JIM: I’ll really miss you. How about going out together Saturday night, since we won’t be seeing each other for awhile?

MARLENE: Aren’t you seeing Rachel anymore?

JIM: She’s down in Columbus with her parents for the summer. So we’re not really involved with each other anymore.

MARLENE: Oh. I didn’t know she was away for the summer already.

JIM: Can I meet you at your house? Maybe at about seven? We can drop some mescaline I just got. And go out for dinner. And hang out in my room a little. (smiles) A little going away party for you.

MARLENE: (smiles) That sounds like it might be fun. I’ll see you Saturday night at seven, then.


Jim rings bell. Door slowly opens. Jim looks surprised for an instant. Then he smiles. Marlene is standing in front of him in low-cut dress, looking very glamorous in a more traditional way. Marlene smiles, while Jim quickly glances at her.


JIM: Wow! You look as beautiful in a dress as you do in khaki pants.

MARLENE: Yeah. That’s why they elected me Queen of the Prom in high school. Come on in.

Jim walks into the apartment. Marlene follows him, closing the door behind her.


Marlene’s studio apartment is sparsely furnished. A lot of books are on shelves. A dinette table is in center of apartment and a single bed is in corner. On the wall are a lot of anti-war posters with pictures of Indochinese people.

Jim takes two tabs from his pocket.

JIM: Here’s the mescaline I said I’d bring. I’ve been wanting to trip with you ever since we met, Marlene.

Jim hands a tab to Marlene, as she smiles.

MARLENE: I figured you did.

Marlene goes to the kitchenette sink and fills up a glass of water. She puts the mescaline tab in her mouth and takes a sip from the glass. Marlene then hands the glass to Jim, who sips from it as he swallows his tab.

MARLENE (CONT’D): I’m glad I’m seeing you before I leave Ann Arbor.

JIM: Are you ready for dinner yet?

MARLENE: I’m ready if you are.

Marlene opens the door and turns off the lights, as she and Jim leave her apartment.


Marlene and Jim walk side by side, talking to each other in an animated way and laughing a lot. Every ten yards, some student who knows Marlene waves to her and smiles, and Marlene waves and smiles back. Eventually, Marlene and Jim reach a restaurant next to a movie theatre. They enter the restaurant.
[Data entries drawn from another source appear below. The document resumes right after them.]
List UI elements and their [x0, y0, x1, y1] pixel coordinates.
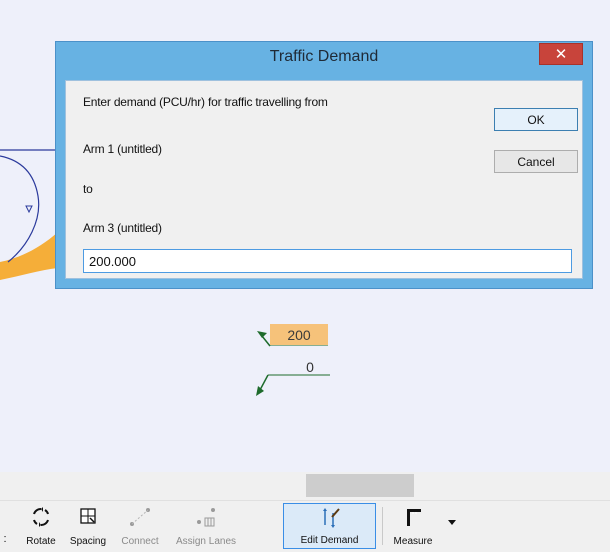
edit-demand-icon	[322, 508, 340, 528]
rotate-label: Rotate	[26, 536, 56, 547]
road-segment	[0, 232, 58, 280]
direction-marker	[25, 205, 33, 214]
traffic-demand-dialog: Traffic Demand ✕ Enter demand (PCU/hr) f…	[55, 41, 593, 289]
overflow-glyph: :	[3, 533, 7, 545]
scrollbar-thumb[interactable]	[306, 474, 414, 497]
assign-lanes-label: Assign Lanes	[175, 536, 237, 547]
connect-button[interactable]: Connect	[112, 503, 168, 549]
dialog-title: Traffic Demand	[269, 48, 379, 65]
measure-label: Measure	[393, 536, 433, 547]
spacing-button[interactable]: Spacing	[64, 503, 112, 549]
demand-arrow-in	[261, 335, 271, 347]
toolbar-overflow[interactable]: :	[0, 503, 10, 549]
demand-value-label[interactable]: 200	[270, 324, 328, 345]
prompt-label: Enter demand (PCU/hr) for traffic travel…	[83, 95, 328, 109]
demand-input[interactable]	[83, 249, 572, 273]
horizontal-scrollbar[interactable]	[0, 472, 610, 500]
from-arm-label: Arm 1 (untitled)	[83, 142, 162, 156]
ok-button[interactable]: OK	[494, 108, 578, 131]
opposite-arrow-head	[256, 386, 264, 396]
dialog-body: Enter demand (PCU/hr) for traffic travel…	[65, 80, 583, 279]
to-arm-label: Arm 3 (untitled)	[83, 221, 162, 235]
cancel-button[interactable]: Cancel	[494, 150, 578, 173]
arm-outline	[0, 155, 40, 263]
measure-dropdown[interactable]	[446, 503, 458, 549]
connect-label: Connect	[121, 536, 159, 547]
opposite-demand-label[interactable]: 0	[290, 359, 330, 375]
dialog-titlebar[interactable]: Traffic Demand ✕	[56, 42, 592, 72]
edit-demand-label: Edit Demand	[300, 535, 359, 546]
assign-lanes-button[interactable]: Assign Lanes	[170, 503, 242, 549]
measure-icon	[407, 509, 421, 526]
demand-arrow-in-head	[257, 331, 267, 338]
opposite-arrow	[259, 374, 269, 391]
close-icon: ✕	[554, 45, 568, 63]
toolbar-separator	[382, 507, 383, 545]
measure-button[interactable]: Measure	[388, 503, 438, 549]
toolbar: : Rotate Spacing Connect Assign Lanes Ed…	[0, 500, 610, 552]
close-button[interactable]: ✕	[539, 43, 583, 65]
to-label: to	[83, 182, 93, 196]
connect-icon	[130, 508, 150, 526]
spacing-icon	[80, 508, 96, 524]
rotate-icon	[33, 507, 49, 527]
chevron-down-icon	[448, 520, 456, 525]
assign-lanes-icon	[197, 508, 215, 527]
rotate-button[interactable]: Rotate	[18, 503, 64, 549]
spacing-label: Spacing	[69, 536, 107, 547]
edit-demand-button[interactable]: Edit Demand	[283, 503, 376, 549]
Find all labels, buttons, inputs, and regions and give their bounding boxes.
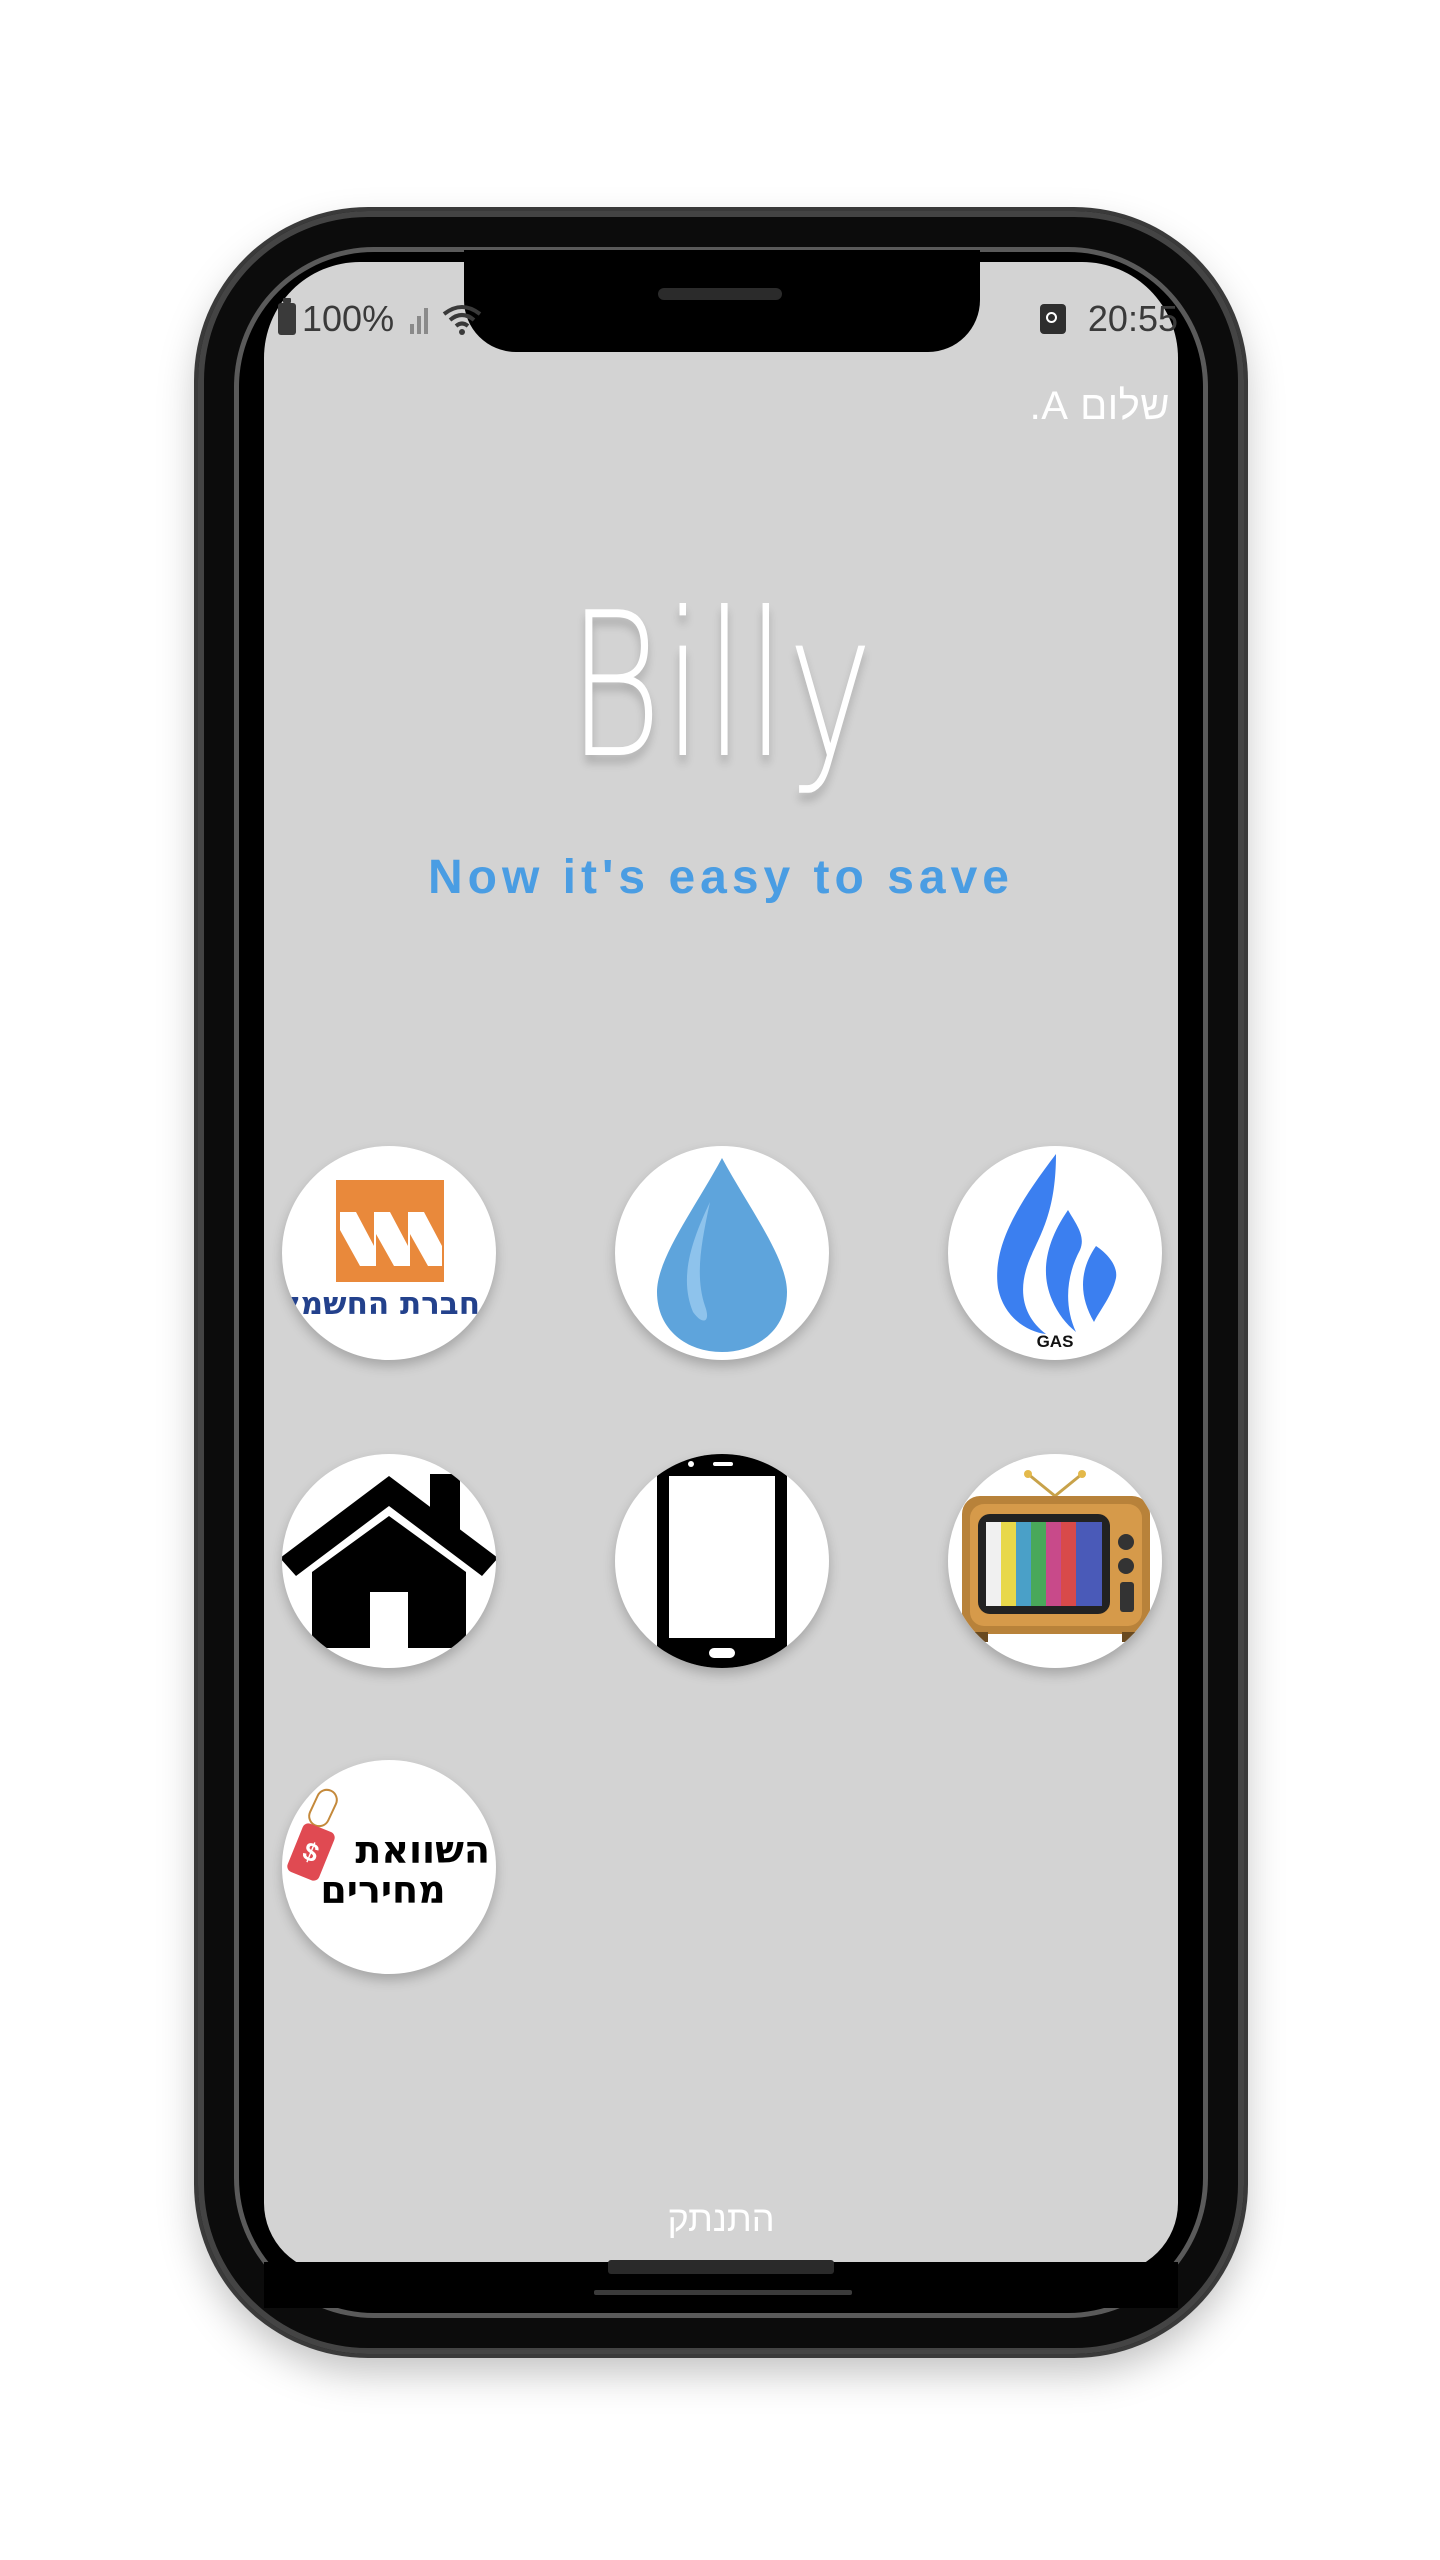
gas-provider-button[interactable]: GAS [948,1146,1162,1360]
house-icon [282,1474,496,1648]
logout-button[interactable]: התנתק [264,2198,1178,2240]
price-compare-button[interactable]: $ השוואת מחירים [282,1760,496,1974]
battery-percentage: 100% [302,298,395,339]
price-compare-label: השוואת מחירים [300,1830,490,1910]
electricity-provider-button[interactable]: חברת החשמל [282,1146,496,1360]
tv-provider-button[interactable] [948,1454,1162,1668]
gas-label: GAS [1036,1332,1074,1351]
water-drop-icon [657,1158,787,1352]
user-greeting: שלום A. [1029,384,1170,428]
alarm-icon [1039,304,1066,334]
app-title: Billy [567,570,875,803]
price-compare-label-line1: השוואת [355,1828,490,1872]
app-tagline: Now it's easy to save [428,851,1014,904]
tv-icon [962,1470,1150,1642]
water-provider-button[interactable] [615,1146,829,1360]
home-indicator-shadow [594,2290,852,2295]
wifi-icon [442,305,482,335]
smartphone-icon [657,1454,787,1668]
home-provider-button[interactable] [282,1454,496,1668]
electric-company-icon [336,1180,444,1282]
home-indicator[interactable] [608,2260,834,2274]
battery-icon [278,298,296,335]
electric-company-label: חברת החשמל [282,1286,480,1322]
status-time: 20:55 [1087,298,1178,339]
status-bar-right: 20:55 [1039,294,1178,344]
camera-notch [464,250,980,352]
gas-flame-icon [997,1154,1117,1334]
status-bar-left: 100% [278,294,482,344]
phone-provider-button[interactable] [615,1454,829,1668]
price-compare-label-line2: מחירים [320,1868,446,1912]
signal-icon [410,304,429,334]
earpiece-speaker [658,288,782,300]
The mescaline is beginning to have some effect. Marlene and Jim’s eyes look more stoned, as they each giggle more while finishing desert.

JIM: I’m really starting to feel it now, Marlene. How about going back to my room and I’ll play you some of my songs on my guitar? You might like the one I wrote for you.

MARLENE: A song for me?

JIM: (laughs) Yeah. A love song.

Marlene laughs.

MARLENE: I’m starting to really feel it now, too. I suppose we should go back to your room.